A comprehensive clinical examination is the basis for selecting further diagnostic steps:

  • General physical examination – including blood pressure, pulse, body temperature, body weight, body height; further:
    • Inspection (viewing).
      • Skin, mucous membranes, and sclerae (white part of the eye) [sweating, plethora (excessive bloodiness)]
      • Abdomen (abdomen)
        • Shape of the abdomen?
        • Skin color? Skin texture?
        • Efflorescences (skin changes)?
        • Pulsations? Bowel movements?
        • Visible vessels?
        • Scars? Hernias (fractures)?
    • Auscultation (listening) of the heart [differential diagnoses: congenital heart conditions such as septal defects (structural damage to the heart wall, or holes in the septum), left-right shunt (disorder of blood circulation in which oxygenated blood from the arterial limb of the circulatory system (eg. E.g., from the left side of the heart) passes directly into the venous limb of the circulation (e.g., the right side of the heart)); secondary erythrocytosis due to arterial hypoxia/oxygen deficiency)]

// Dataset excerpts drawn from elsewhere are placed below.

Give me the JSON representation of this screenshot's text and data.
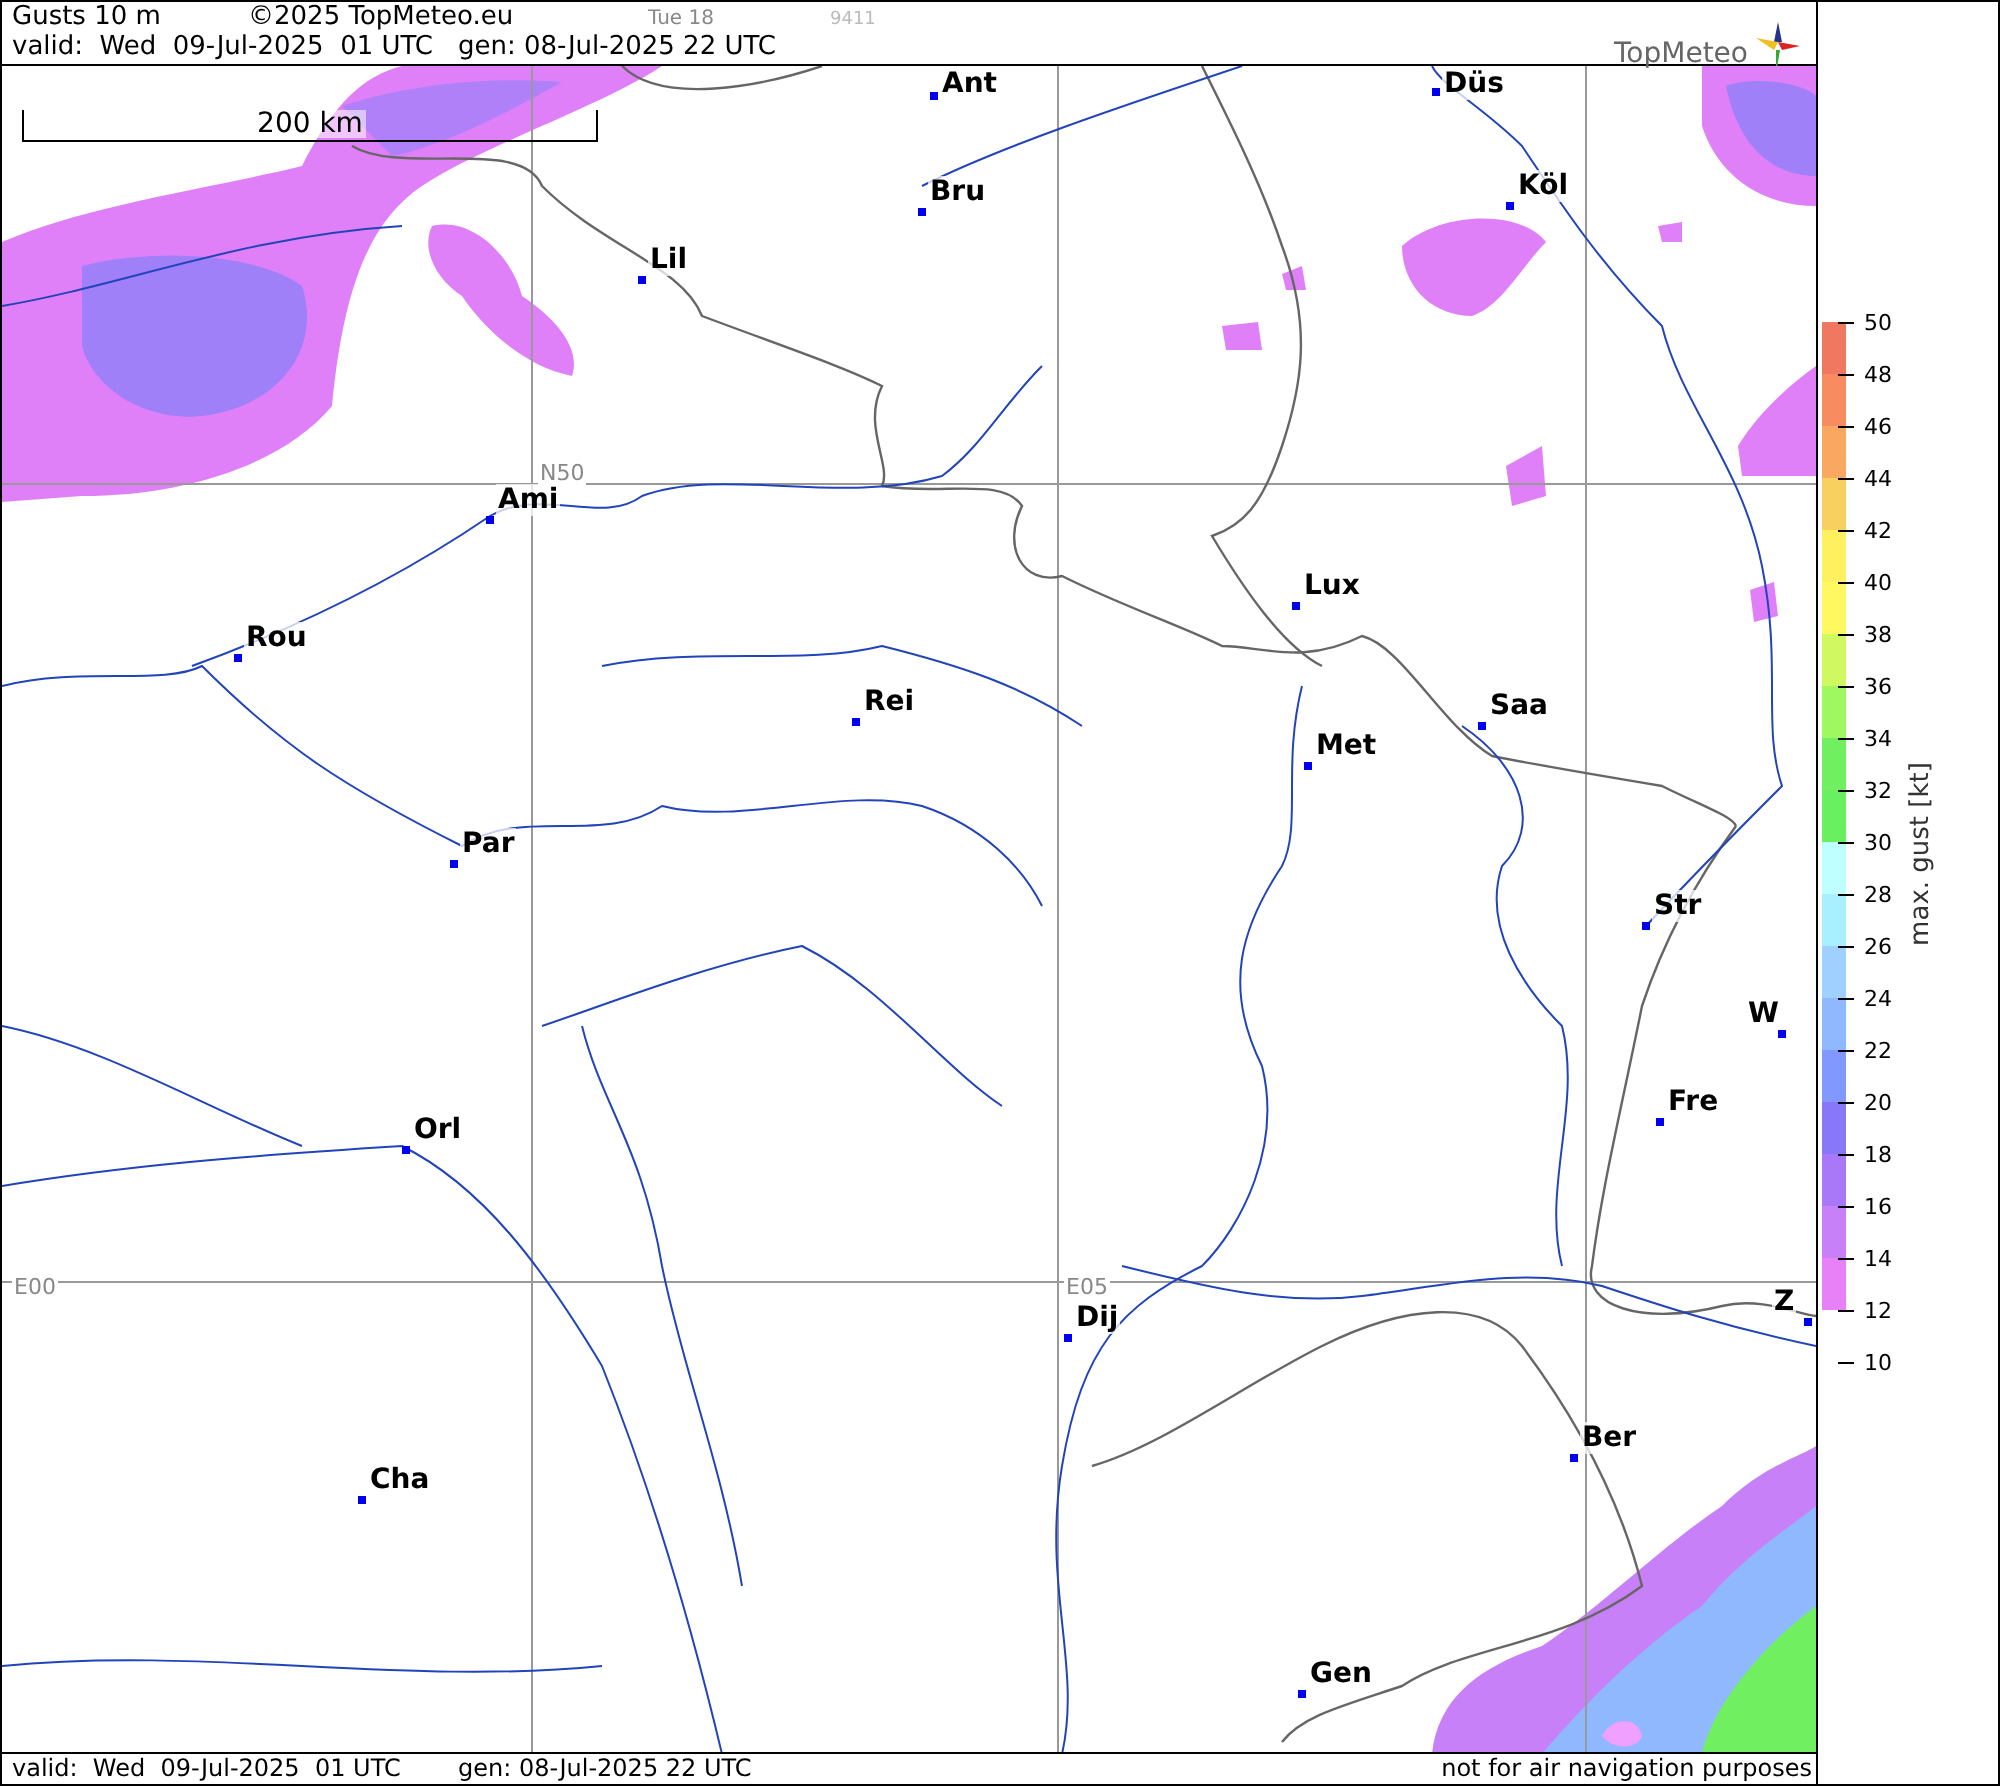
{
  "header": {
    "title": "Gusts 10 m",
    "copyright": "©2025 TopMeteo.eu",
    "run": "Tue 18",
    "code": "9411",
    "valid": "valid:  Wed  09-Jul-2025  01 UTC",
    "generated": "gen: 08-Jul-2025 22 UTC",
    "logo": "TopMeteo"
  },
  "map": {
    "scale": "200 km",
    "grid_labels": [
      "N50",
      "E00",
      "E05"
    ],
    "cities": [
      {
        "name": "Ant"
      },
      {
        "name": "Düs"
      },
      {
        "name": "Bru"
      },
      {
        "name": "Köl"
      },
      {
        "name": "Lil"
      },
      {
        "name": "Ami"
      },
      {
        "name": "Rou"
      },
      {
        "name": "Lux"
      },
      {
        "name": "Rei"
      },
      {
        "name": "Saa"
      },
      {
        "name": "Met"
      },
      {
        "name": "Par"
      },
      {
        "name": "Str"
      },
      {
        "name": "W"
      },
      {
        "name": "Fre"
      },
      {
        "name": "Orl"
      },
      {
        "name": "Z"
      },
      {
        "name": "Dij"
      },
      {
        "name": "Ber"
      },
      {
        "name": "Cha"
      },
      {
        "name": "Gen"
      }
    ]
  },
  "legend": {
    "title": "max. gust [kt]",
    "bands": [
      {
        "color": "#f07860"
      },
      {
        "color": "#f88c60"
      },
      {
        "color": "#f8a860"
      },
      {
        "color": "#f8d060"
      },
      {
        "color": "#fff060"
      },
      {
        "color": "#fff860"
      },
      {
        "color": "#d0f860"
      },
      {
        "color": "#a0f860"
      },
      {
        "color": "#70f060"
      },
      {
        "color": "#68f060"
      },
      {
        "color": "#c0ffff"
      },
      {
        "color": "#a8f0ff"
      },
      {
        "color": "#a0d0ff"
      },
      {
        "color": "#90b8ff"
      },
      {
        "color": "#8098ff"
      },
      {
        "color": "#8878f8"
      },
      {
        "color": "#a878f8"
      },
      {
        "color": "#c880f8"
      },
      {
        "color": "#e880f8"
      }
    ],
    "ticks": [
      "50",
      "48",
      "46",
      "44",
      "42",
      "40",
      "38",
      "36",
      "34",
      "32",
      "30",
      "28",
      "26",
      "24",
      "22",
      "20",
      "18",
      "16",
      "14",
      "12",
      "10"
    ]
  },
  "footer": {
    "valid": "valid:  Wed  09-Jul-2025  01 UTC",
    "generated": "gen: 08-Jul-2025 22 UTC",
    "note": "not for air navigation purposes"
  }
}
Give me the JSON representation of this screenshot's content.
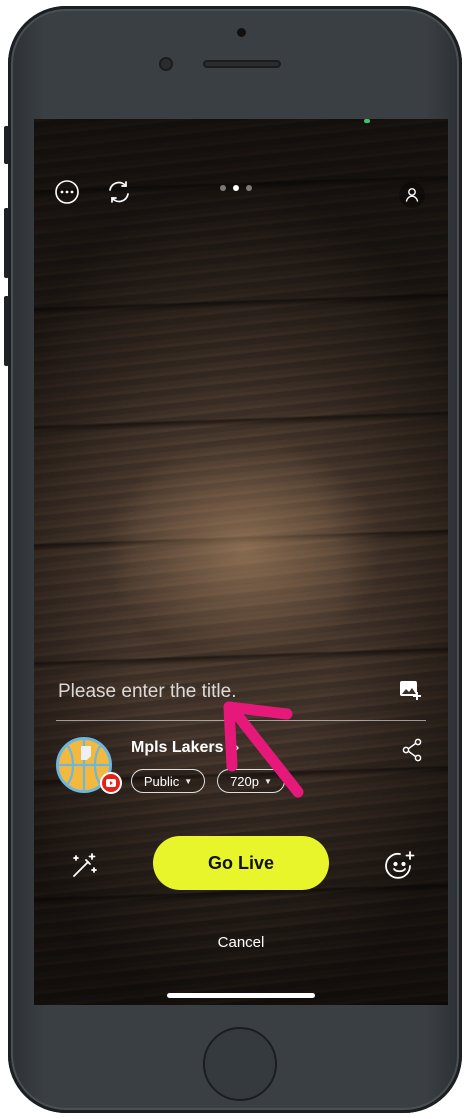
{
  "top_bar": {
    "more_icon": "more-horizontal-icon",
    "flip_icon": "camera-flip-icon",
    "profile_icon": "person-icon",
    "page_dots": 3,
    "active_dot": 1
  },
  "title_input": {
    "placeholder": "Please enter the title.",
    "value": ""
  },
  "channel": {
    "name": "Mpls Lakers",
    "chevron": "›",
    "platform_badge": "youtube-badge-icon"
  },
  "privacy": {
    "selected": "Public"
  },
  "quality": {
    "selected": "720p"
  },
  "actions": {
    "go_live_label": "Go Live",
    "cancel_label": "Cancel"
  },
  "colors": {
    "go_live_bg": "#e8f52b",
    "annotation_arrow": "#e6197a",
    "badge_red": "#e62117"
  }
}
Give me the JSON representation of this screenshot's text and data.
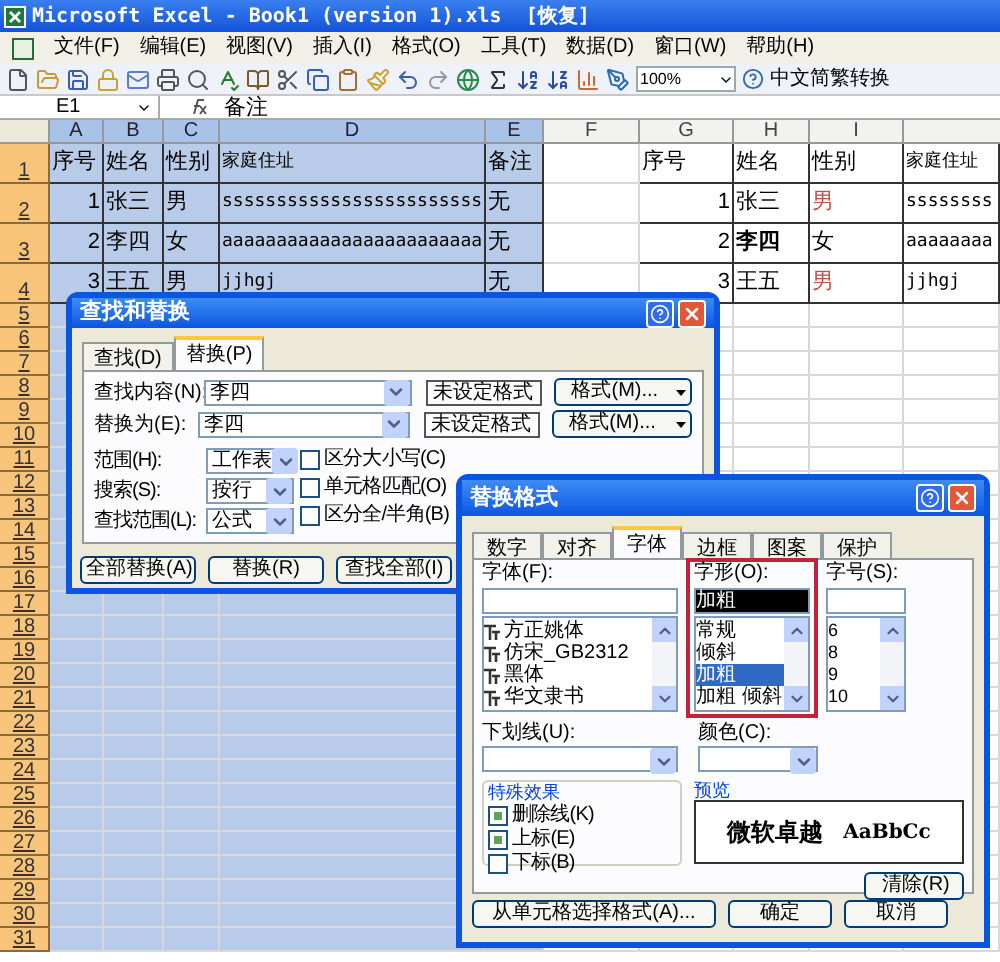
{
  "window": {
    "title": "Microsoft Excel - Book1 (version 1).xls  [恢复]"
  },
  "menu": [
    "文件(F)",
    "编辑(E)",
    "视图(V)",
    "插入(I)",
    "格式(O)",
    "工具(T)",
    "数据(D)",
    "窗口(W)",
    "帮助(H)"
  ],
  "toolbar": {
    "zoom": "100%",
    "convert_button": "中文简繁转换"
  },
  "formula_bar": {
    "name_box": "E1",
    "content": "备注"
  },
  "sheet": {
    "columns": [
      {
        "label": "A",
        "selected": true
      },
      {
        "label": "B",
        "selected": true
      },
      {
        "label": "C",
        "selected": true
      },
      {
        "label": "D",
        "selected": true
      },
      {
        "label": "E",
        "selected": true
      },
      {
        "label": "F",
        "selected": false
      },
      {
        "label": "G",
        "selected": false
      },
      {
        "label": "H",
        "selected": false
      },
      {
        "label": "I",
        "selected": false
      }
    ],
    "row_headers": [
      "1",
      "2",
      "3",
      "4",
      "5",
      "6",
      "7",
      "8",
      "9",
      "10",
      "11",
      "12",
      "13",
      "14",
      "15",
      "16",
      "17",
      "18",
      "19",
      "20",
      "21",
      "22",
      "23",
      "24",
      "25",
      "26",
      "27",
      "28",
      "29",
      "30",
      "31"
    ],
    "left_table": [
      [
        "序号",
        "姓名",
        "性别",
        "家庭住址",
        "备注"
      ],
      [
        "1",
        "张三",
        "男",
        "ssssssssssssssssssssssss",
        "无"
      ],
      [
        "2",
        "李四",
        "女",
        "aaaaaaaaaaaaaaaaaaaaaaaa",
        "无"
      ],
      [
        "3",
        "王五",
        "男",
        "jjhgj",
        "无"
      ]
    ],
    "right_table": [
      [
        {
          "text": "序号"
        },
        {
          "text": "姓名"
        },
        {
          "text": "性别"
        },
        {
          "text": "家庭住址"
        }
      ],
      [
        {
          "text": "1"
        },
        {
          "text": "张三"
        },
        {
          "text": "男",
          "color": "#c0504d"
        },
        {
          "text": "ssssssss"
        }
      ],
      [
        {
          "text": "2"
        },
        {
          "text": "李四",
          "bold": true
        },
        {
          "text": "女"
        },
        {
          "text": "aaaaaaaa"
        }
      ],
      [
        {
          "text": "3"
        },
        {
          "text": "王五"
        },
        {
          "text": "男",
          "color": "#c0504d"
        },
        {
          "text": "jjhgj"
        }
      ]
    ]
  },
  "find_dialog": {
    "title": "查找和替换",
    "tabs": [
      {
        "label": "查找(D)",
        "selected": false
      },
      {
        "label": "替换(P)",
        "selected": true
      }
    ],
    "fields": [
      {
        "label": "查找内容(N):",
        "value": "李四",
        "format_status": "未设定格式",
        "format_button": "格式(M)..."
      },
      {
        "label": "替换为(E):",
        "value": "李四",
        "format_status": "未设定格式",
        "format_button": "格式(M)..."
      }
    ],
    "options": [
      {
        "label": "范围(H):",
        "value": "工作表"
      },
      {
        "label": "搜索(S):",
        "value": "按行"
      },
      {
        "label": "查找范围(L):",
        "value": "公式"
      }
    ],
    "checkboxes": [
      {
        "label": "区分大小写(C)",
        "checked": false
      },
      {
        "label": "单元格匹配(O)",
        "checked": false
      },
      {
        "label": "区分全/半角(B)",
        "checked": false
      }
    ],
    "buttons": [
      "全部替换(A)",
      "替换(R)",
      "查找全部(I)"
    ]
  },
  "format_dialog": {
    "title": "替换格式",
    "tabs": [
      {
        "label": "数字",
        "selected": false
      },
      {
        "label": "对齐",
        "selected": false
      },
      {
        "label": "字体",
        "selected": true
      },
      {
        "label": "边框",
        "selected": false
      },
      {
        "label": "图案",
        "selected": false
      },
      {
        "label": "保护",
        "selected": false
      }
    ],
    "font": {
      "label": "字体(F):",
      "items": [
        "方正姚体",
        "仿宋_GB2312",
        "黑体",
        "华文隶书"
      ]
    },
    "style": {
      "label": "字形(O):",
      "value": "加粗",
      "items": [
        {
          "label": "常规",
          "selected": false
        },
        {
          "label": "倾斜",
          "selected": false
        },
        {
          "label": "加粗",
          "selected": true
        },
        {
          "label": "加粗 倾斜",
          "selected": false
        }
      ]
    },
    "size": {
      "label": "字号(S):",
      "items": [
        "6",
        "8",
        "9",
        "10"
      ]
    },
    "underline": {
      "label": "下划线(U):"
    },
    "color": {
      "label": "颜色(C):"
    },
    "effects": {
      "title": "特殊效果",
      "items": [
        {
          "label": "删除线(K)",
          "checked": true
        },
        {
          "label": "上标(E)",
          "checked": true
        },
        {
          "label": "下标(B)",
          "checked": false
        }
      ]
    },
    "preview": {
      "title": "预览",
      "sample_cjk": "微软卓越",
      "sample_latin": "AaBbCc"
    },
    "clear_button": "清除(R)",
    "buttons": [
      "从单元格选择格式(A)...",
      "确定",
      "取消"
    ]
  }
}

    • Examination of the abdomen
      • Percussion (tapping) of the abdomen
        • [Meteorism (flatulence): hypersonoric tapping sound.
        • Attenuation of tapping sound due to enlarged liver or spleen, tumor, urinary retention?
        • Hepatomegaly (liver enlargement) and/or splenomegaly (spleen enlargement): estimate liver and spleen size]
      • Palpation of the abdomen, with an attempt to palpate the spleen, or liver (tenderness?, tapping pain?, coughing pain?, defensive tension?, hernial orifices?, renal bearing tapping pain?)
  • Cancer prevention
  • Health check (as an additional follow-up measure).

Square brackets [ ] indicate possible pathological (pathological) physical findings.